Resolving the subversion error: svn: Can’t create directory ‘sites/default/files/some/path/.svn’: Permission denied

There is nothing more frustrating than not having permissions set correctly on a server. I recently tried to commit a bunch of files to subversion and received the following error:

svn: Can't create directory 'sites/default/files/some/path/.svn': Permission denied

This usually indicates your user does not have permission to alter the .svn folders to execute the subversion commit command.
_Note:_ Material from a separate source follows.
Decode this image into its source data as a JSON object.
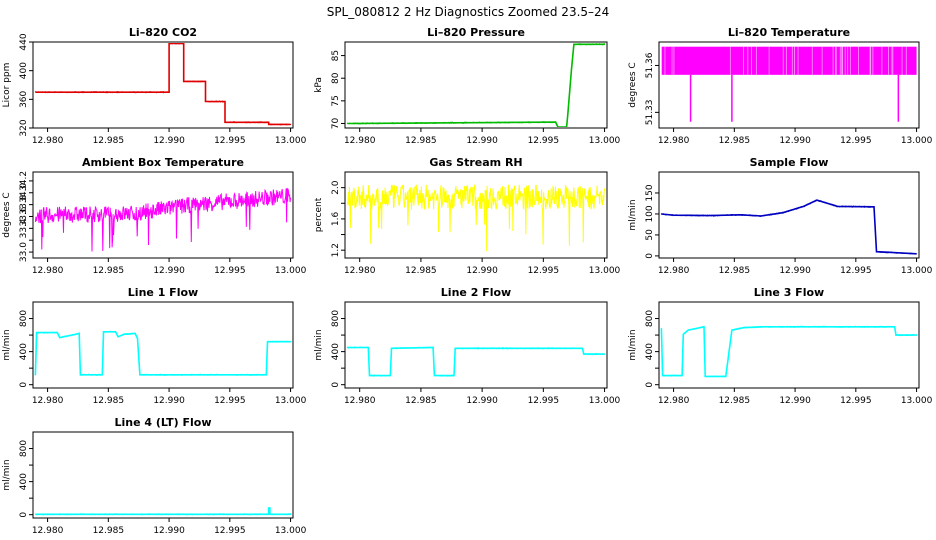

The failed command will leave your subversion status with a tilde (~):

$ svn stat
~      sites/default/files/some/path
~      sites/default/files/some/other/path

You’ll first need to reset permissions and ownership:

# change directories, you don't want to reset every file permission
$ cd sites/default/files

# use a find command and "-exec" switch to reset ownership and permissions
# NOTE: the group, owner, and permissions will vary on every server configuration
$ find . -exec chown Eric.apache {} \; -exec chmod -R ug+rw {} \;

Now you can revert the files to remove the tilde (~) status:

$ svn stat
~      sites/default/files/some/path
~      sites/default/files/some/other/path
$ svn revert "sites/default/files/some/path"
$ svn revert "sites/default/files/some/other/path"
$ svn stat
?      sites/default/files/some/path
?      sites/default/files/some/other/path

At this point you should be able to re-add the files to subversion and commit.